Welcome, Guest. Please login or register.

Author Topic: Automatic FM Radio Recorder To MP3 Device  (Read 2443 times)

Description:

0 Members and 1 Guest are viewing this topic.

Offline asian1Topic starter

  • Hero Member
  • *****
  • Join Date: Feb 2002
  • Posts: 1359
    • Show only replies by asian1
Automatic FM Radio Recorder To MP3 Device
« on: March 05, 2005, 01:42:20 PM »
Hi
There is a new automatic FM Radio Recoder to MP3 device from Singapore.
The device only record songs longer than 2 and half minutes, and have built-in advertisement and chatter filter.

Does this device REALLY works?
Is it possible to use this device in US?
Will RIAA ban this device, because the device enable copyright violation?

http://www.pcmag.com/article2/0,1759,1749138,00.asp

Recording music from FM radio stations is certainly nothing new, but Sumitronics' learning technology filters out ads and DJ chatter, and records MP3 tracks to any flash-based MP3 player that has an open file system.
 

Offline Floid

  • Hero Member
  • *****
  • Join Date: Feb 2003
  • Posts: 918
    • Show only replies by Floid
Re: Automatic FM Radio Recorder To MP3 Device
« Reply #1 on: March 06, 2005, 06:56:41 AM »
Quote

asian1 wrote:
Hi
There is a new automatic FM Radio Recoder to MP3 device from Singapore.
The device only record songs longer than 2 and half minutes, and have built-in advertisement and chatter filter.


Sounds nifty.

Quote
Does this device REALLY works?


Dunno, find a review. :-D

Quote
Is it possible to use this device in US?


I have a hell of a hard time finding international broadcast band charts.  However, devices today generally use universal receiver chips that can operate across the "global" broadcast spectrum.  Whether the particular design is this flexible -- and whether components would still have to be replaced, if it is -- would require cracking it open and taking a look.

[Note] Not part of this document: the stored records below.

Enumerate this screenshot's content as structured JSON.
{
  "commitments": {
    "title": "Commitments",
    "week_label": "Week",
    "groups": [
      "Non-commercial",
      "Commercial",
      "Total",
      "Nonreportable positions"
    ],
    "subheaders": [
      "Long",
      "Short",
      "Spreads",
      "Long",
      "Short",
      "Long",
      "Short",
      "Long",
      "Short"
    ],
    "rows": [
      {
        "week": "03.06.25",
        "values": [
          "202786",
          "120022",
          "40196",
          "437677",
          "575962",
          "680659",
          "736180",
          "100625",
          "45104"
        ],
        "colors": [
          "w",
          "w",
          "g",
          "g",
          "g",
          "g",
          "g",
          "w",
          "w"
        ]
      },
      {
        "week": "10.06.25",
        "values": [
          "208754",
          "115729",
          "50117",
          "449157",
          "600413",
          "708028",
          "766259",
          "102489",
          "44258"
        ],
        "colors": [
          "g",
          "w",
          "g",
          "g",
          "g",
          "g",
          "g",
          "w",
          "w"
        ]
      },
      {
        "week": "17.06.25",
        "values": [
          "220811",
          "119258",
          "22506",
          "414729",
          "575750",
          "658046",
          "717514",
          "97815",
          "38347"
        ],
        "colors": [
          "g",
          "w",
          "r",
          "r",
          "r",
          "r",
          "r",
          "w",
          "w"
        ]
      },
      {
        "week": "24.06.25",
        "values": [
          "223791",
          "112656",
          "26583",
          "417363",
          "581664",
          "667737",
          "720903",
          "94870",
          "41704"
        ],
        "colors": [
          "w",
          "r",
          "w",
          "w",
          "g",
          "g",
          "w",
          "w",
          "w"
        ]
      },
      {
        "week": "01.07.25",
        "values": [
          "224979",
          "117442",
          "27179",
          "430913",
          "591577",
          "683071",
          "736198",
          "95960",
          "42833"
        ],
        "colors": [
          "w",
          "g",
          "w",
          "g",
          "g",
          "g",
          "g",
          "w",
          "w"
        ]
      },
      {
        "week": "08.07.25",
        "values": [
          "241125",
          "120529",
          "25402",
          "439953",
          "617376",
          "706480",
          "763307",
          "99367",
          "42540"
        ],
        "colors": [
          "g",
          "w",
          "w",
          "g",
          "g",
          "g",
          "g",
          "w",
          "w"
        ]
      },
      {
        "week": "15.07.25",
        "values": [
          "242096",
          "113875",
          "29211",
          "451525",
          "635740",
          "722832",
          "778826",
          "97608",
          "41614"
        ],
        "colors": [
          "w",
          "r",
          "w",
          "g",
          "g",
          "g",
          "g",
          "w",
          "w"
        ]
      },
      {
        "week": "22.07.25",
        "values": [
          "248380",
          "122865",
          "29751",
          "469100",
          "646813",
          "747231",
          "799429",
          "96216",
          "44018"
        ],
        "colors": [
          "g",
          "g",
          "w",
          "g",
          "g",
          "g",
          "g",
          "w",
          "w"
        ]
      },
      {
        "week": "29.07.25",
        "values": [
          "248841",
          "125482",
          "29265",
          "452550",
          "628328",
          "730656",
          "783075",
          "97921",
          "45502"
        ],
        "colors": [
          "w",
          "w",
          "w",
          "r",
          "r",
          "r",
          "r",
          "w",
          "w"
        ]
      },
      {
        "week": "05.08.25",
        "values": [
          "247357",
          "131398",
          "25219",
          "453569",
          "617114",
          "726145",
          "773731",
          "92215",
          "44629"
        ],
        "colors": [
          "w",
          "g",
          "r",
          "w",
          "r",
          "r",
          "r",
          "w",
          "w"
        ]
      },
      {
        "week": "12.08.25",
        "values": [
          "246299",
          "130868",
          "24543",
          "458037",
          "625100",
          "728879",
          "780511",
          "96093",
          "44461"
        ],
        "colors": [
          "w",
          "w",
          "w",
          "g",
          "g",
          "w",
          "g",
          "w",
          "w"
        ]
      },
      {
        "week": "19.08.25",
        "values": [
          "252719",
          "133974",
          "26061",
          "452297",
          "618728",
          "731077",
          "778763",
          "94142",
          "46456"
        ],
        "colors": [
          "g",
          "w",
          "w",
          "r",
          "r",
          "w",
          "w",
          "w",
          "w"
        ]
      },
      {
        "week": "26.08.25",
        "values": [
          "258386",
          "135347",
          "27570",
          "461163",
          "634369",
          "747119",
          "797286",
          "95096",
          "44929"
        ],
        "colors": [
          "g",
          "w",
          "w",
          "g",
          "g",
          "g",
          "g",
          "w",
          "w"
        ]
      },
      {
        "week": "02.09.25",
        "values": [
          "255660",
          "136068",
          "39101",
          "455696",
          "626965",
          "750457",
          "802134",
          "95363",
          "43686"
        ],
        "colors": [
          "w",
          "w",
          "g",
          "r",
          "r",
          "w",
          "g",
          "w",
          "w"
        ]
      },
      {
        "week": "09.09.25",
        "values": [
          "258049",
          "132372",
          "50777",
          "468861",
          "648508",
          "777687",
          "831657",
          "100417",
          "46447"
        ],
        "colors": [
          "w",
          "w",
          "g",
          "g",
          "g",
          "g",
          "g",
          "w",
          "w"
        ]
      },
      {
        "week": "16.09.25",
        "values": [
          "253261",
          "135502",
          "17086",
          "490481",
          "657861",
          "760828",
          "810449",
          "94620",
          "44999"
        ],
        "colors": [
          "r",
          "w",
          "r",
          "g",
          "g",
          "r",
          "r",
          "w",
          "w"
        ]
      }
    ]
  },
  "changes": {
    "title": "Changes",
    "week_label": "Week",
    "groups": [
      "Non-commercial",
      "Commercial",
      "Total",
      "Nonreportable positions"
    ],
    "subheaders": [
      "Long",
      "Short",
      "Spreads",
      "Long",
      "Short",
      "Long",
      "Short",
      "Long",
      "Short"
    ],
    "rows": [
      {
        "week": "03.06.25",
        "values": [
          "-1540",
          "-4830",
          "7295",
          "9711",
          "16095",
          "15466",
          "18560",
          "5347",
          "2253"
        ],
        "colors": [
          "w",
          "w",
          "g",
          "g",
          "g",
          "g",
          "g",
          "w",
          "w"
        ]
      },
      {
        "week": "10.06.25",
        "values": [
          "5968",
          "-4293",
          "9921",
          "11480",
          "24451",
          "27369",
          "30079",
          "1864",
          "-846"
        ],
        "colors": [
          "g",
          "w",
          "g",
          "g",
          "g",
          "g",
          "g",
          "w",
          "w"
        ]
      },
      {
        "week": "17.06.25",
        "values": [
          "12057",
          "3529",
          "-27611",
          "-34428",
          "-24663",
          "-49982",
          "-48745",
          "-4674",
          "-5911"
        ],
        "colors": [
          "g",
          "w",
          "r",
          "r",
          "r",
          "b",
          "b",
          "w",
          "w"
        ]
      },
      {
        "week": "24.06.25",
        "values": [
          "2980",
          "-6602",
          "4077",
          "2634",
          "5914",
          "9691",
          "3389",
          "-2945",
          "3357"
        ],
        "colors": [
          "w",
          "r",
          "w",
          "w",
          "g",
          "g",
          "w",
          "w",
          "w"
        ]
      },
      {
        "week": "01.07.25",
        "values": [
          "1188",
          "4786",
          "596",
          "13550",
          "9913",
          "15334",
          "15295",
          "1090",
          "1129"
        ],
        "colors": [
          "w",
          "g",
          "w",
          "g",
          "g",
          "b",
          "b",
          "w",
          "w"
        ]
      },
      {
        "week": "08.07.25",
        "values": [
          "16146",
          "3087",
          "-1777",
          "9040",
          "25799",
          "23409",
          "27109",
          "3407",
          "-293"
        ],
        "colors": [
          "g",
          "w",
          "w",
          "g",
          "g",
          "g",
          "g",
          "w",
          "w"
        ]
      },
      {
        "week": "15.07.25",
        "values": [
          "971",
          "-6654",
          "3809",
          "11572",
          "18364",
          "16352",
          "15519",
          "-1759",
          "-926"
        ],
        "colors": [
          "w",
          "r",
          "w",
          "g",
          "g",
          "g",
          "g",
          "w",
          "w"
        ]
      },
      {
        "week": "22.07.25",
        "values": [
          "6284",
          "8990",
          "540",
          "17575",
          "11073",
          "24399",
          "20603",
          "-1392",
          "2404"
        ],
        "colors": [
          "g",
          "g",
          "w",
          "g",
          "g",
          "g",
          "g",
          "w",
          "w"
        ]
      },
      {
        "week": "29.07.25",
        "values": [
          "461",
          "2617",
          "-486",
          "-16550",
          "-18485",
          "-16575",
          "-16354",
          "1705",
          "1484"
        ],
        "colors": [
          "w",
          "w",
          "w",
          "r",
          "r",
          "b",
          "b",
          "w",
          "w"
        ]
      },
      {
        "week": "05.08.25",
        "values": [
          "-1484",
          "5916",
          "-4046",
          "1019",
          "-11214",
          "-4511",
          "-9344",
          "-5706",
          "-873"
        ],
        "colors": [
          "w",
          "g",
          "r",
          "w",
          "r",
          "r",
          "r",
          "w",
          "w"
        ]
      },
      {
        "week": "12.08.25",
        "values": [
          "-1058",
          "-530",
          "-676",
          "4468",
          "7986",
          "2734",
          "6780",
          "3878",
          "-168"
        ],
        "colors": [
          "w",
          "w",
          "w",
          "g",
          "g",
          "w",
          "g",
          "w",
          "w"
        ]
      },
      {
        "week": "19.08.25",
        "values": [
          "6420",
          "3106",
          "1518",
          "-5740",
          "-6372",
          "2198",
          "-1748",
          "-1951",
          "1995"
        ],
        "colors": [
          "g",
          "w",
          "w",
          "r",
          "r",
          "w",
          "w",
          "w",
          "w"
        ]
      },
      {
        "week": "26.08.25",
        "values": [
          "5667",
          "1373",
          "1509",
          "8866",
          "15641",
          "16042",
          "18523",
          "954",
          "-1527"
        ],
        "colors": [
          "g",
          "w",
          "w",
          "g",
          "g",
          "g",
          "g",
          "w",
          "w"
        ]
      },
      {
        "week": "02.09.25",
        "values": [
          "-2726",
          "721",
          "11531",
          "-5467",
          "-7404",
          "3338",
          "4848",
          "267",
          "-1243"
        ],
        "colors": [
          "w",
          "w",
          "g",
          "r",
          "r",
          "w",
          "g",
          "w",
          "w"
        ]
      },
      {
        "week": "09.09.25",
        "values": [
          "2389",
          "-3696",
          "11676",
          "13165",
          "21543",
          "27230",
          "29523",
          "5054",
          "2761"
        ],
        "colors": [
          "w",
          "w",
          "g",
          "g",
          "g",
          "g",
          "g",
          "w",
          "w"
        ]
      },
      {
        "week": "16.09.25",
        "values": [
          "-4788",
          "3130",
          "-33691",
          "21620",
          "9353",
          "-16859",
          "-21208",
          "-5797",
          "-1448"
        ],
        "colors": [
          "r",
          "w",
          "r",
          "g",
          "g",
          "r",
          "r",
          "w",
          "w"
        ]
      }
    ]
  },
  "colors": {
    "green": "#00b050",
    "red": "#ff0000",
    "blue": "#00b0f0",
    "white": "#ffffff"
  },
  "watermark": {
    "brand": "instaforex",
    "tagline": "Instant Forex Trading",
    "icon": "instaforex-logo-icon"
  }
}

It would also have to pass FCC regs for consumer electronics in general, whatever those consist of today.

Quote
Will RIAA ban this device, because the device enable copyright violation?


The RIAA doesn't have the power to "ban" devices, but they can sue them into oblivion (drawing the government in with the crimes created under the DMCA) or push for legislation to ban them if the existing law can't be interpreted against them.

Quote
Recording music from FM radio stations is certainly nothing new, but Sumitronics' learning technology filters out ads and DJ chatter, and records MP3 tracks to any flash-based MP3 player that has an open file system.


Sounds nifty.  In the US, the "entertainment industry"'s real "solution" to the "problem" consists of advocating digital formats (which then allow them to express their 'do not copy' intention as metadata), then advocating criminal penalties for those who do not honor same.

This is, as most everyone else notes, a somewhat bad idea, when you consider what happens if you get one without the other, or what getting both does to our ability to communicate as a species.